JAKARTA — Kepala Badan Gizi Nasional (BGN), Sudaryono, mengeluarkan instruksi tegas bagi seluruh pengelola Satuan Pelayanan Pemenuhan Gizi (SPPG) atau dapur program Makan Bergizi Gratis (MBG). Seluruh unit dapur yang telah beroperasi diwajibkan untuk mengantongi Sertifikat Laik Higiene Sanitasi (SLHS) paling lambat pada 10 Agustus 2026.
Langkah ini diambil sebagai respons atas temuan lapangan yang mengindikasikan adanya sejumlah dapur lama yang telah aktif menyuplai makanan namun belum memenuhi standar kebersihan resmi yang ditetapkan oleh pemerintah.
Tabel Lengkap Audit Strategis: Kewajiban Sertifikasi dan Kepatuhan Standar Gizi | Parameter Kepatuhan | Detail & Instruksi Badan Gizi Nasional |
|---|---|
| Otoritas | Kepala Badan Gizi Nasional (BGN), Sudaryono |
| Target Sertifikasi | Sertifikat Laik Higiene Sanitasi (SLHS) |
| Batas Waktu (Deadline) | Paling lambat 10 Agustus 2026 |
| Latar Belakang | Adanya temuan dapur operasional yang belum memiliki standar kebersihan resmi |
Kebijakan ini menjadi krusial dalam upaya Badan Gizi Nasional memastikan keamanan pangan bagi penerima program.
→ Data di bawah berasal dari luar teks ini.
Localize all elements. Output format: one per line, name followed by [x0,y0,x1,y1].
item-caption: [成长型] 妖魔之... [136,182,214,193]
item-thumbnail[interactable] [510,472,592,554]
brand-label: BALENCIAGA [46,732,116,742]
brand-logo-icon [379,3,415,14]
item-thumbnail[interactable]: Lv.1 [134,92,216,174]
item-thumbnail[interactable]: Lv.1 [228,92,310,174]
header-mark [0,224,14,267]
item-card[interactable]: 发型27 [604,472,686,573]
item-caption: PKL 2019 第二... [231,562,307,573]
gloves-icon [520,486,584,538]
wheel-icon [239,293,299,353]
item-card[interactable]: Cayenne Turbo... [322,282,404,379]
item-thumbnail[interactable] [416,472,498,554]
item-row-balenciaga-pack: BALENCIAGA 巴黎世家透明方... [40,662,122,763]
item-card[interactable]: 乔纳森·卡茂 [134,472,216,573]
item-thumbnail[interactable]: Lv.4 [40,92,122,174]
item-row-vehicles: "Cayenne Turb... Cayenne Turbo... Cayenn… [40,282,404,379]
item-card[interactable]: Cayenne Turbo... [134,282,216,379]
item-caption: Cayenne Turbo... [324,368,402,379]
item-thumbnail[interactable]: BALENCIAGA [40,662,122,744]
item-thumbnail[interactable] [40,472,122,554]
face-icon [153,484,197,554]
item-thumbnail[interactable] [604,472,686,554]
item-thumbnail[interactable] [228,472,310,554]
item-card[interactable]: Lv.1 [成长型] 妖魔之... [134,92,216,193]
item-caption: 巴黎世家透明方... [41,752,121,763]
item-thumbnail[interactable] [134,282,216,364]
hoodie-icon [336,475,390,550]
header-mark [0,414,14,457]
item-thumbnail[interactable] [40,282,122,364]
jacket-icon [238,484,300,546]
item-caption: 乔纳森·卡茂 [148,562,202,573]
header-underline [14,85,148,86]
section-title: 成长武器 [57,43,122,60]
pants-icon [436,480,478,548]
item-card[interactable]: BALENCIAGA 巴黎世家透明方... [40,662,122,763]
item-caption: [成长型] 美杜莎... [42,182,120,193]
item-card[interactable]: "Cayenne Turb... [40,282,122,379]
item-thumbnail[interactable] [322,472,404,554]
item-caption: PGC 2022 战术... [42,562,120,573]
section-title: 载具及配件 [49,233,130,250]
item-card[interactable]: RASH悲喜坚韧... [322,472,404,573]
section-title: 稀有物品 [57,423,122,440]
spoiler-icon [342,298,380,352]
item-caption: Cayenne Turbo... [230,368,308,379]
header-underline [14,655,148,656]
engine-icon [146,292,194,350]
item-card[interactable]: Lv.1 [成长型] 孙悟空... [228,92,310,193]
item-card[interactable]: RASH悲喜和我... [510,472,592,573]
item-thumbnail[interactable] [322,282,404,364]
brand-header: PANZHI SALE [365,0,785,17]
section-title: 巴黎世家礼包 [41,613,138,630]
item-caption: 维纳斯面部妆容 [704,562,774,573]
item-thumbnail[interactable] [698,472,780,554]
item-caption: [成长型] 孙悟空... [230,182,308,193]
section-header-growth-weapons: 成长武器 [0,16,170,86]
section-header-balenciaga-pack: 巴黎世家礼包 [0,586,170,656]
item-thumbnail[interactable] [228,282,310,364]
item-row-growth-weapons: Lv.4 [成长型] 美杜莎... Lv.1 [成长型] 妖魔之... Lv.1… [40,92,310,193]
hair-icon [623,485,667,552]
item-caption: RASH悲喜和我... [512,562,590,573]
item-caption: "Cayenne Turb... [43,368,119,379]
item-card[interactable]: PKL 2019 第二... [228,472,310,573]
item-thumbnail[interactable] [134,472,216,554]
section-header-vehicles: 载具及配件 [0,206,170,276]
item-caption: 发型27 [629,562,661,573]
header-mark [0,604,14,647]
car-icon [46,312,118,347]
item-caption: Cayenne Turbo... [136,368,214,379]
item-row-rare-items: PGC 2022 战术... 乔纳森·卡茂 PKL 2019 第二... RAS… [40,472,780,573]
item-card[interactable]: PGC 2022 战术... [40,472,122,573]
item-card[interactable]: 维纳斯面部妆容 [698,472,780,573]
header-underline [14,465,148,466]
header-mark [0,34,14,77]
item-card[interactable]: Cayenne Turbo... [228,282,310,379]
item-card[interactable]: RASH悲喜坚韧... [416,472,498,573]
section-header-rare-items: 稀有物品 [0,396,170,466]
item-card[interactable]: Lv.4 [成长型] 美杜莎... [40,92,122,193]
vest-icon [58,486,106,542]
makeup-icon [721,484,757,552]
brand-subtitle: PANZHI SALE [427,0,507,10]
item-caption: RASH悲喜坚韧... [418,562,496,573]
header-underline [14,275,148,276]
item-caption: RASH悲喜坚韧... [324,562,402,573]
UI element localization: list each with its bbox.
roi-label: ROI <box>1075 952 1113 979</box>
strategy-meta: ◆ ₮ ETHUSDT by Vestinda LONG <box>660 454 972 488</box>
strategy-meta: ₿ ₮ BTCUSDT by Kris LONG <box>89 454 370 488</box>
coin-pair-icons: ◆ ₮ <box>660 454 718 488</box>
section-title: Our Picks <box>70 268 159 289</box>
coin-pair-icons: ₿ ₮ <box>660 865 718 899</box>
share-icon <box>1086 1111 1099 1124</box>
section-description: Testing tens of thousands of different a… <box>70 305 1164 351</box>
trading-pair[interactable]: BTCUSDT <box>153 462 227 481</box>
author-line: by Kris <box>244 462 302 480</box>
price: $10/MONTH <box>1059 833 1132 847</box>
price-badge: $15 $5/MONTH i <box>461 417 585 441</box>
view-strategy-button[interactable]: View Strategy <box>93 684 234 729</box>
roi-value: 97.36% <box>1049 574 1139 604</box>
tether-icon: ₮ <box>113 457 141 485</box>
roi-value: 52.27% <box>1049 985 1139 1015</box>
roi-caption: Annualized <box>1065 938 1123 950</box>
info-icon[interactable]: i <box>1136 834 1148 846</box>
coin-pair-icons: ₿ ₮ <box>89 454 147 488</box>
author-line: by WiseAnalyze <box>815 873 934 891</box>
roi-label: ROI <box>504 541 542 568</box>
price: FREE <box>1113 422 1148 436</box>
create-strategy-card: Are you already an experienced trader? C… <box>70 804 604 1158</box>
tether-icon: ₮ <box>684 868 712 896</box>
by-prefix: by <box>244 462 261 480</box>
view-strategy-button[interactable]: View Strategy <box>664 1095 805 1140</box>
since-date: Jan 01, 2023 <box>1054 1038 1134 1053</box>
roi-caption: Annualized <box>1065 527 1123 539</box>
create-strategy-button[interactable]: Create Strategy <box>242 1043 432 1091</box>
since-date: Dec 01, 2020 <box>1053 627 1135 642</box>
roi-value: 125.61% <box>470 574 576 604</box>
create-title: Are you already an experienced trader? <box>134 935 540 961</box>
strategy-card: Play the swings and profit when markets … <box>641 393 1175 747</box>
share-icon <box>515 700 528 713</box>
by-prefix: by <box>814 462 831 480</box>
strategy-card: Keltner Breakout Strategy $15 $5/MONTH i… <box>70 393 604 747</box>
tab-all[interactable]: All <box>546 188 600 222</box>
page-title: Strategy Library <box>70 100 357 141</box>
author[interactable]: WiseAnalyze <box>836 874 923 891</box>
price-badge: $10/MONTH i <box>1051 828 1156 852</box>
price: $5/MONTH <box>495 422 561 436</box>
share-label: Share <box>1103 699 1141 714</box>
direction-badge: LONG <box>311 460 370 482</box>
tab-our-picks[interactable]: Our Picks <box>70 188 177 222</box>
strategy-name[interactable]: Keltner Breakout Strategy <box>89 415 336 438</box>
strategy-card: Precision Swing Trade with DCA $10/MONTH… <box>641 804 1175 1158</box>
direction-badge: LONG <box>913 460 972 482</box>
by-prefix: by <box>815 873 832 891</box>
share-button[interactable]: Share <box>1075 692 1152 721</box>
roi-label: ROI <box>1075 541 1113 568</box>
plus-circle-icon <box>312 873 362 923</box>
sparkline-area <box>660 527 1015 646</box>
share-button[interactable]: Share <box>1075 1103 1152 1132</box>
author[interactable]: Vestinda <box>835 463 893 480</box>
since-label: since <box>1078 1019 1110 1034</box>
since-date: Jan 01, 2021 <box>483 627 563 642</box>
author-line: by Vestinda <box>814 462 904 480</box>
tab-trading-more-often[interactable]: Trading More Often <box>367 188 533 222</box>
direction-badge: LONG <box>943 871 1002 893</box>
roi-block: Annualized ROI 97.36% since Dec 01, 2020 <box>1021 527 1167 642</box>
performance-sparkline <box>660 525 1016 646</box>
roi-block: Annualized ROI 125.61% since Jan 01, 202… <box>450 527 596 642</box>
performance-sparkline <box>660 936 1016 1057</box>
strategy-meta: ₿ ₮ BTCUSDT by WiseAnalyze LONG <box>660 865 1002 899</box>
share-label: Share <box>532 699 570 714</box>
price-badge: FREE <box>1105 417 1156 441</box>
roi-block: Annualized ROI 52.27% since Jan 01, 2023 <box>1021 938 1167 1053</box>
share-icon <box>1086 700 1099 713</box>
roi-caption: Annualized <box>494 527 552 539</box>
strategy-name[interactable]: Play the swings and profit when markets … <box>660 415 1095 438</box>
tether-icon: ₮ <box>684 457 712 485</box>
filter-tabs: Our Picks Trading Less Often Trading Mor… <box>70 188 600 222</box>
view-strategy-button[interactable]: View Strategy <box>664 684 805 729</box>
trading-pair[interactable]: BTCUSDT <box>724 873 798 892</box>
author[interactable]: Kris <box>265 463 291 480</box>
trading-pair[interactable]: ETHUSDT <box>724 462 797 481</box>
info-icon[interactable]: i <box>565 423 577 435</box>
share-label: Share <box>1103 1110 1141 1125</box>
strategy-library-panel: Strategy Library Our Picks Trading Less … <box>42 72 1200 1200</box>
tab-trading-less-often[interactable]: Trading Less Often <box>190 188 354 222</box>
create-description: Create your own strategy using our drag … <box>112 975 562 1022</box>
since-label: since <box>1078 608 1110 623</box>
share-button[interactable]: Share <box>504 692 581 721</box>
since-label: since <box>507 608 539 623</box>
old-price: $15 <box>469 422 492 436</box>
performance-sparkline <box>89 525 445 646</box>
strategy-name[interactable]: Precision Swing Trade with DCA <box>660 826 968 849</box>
Dengan SLHS, setiap dapur dituntut untuk mematuhi protokol kebersihan yang ketat, mulai dari pengolahan bahan mentah hingga penyajian makanan siap konsumsi.
Kepala BGN, Sudaryono, menekankan bahwa kepatuhan terhadap standar higiene adalah harga mati demi menjaga kebermanfaatan program MBG bagi masyarakat. Pengelola SPPG yang gagal memenuhi tenggat waktu tersebut diprediksi akan menghadapi evaluasi operasional lebih lanjut.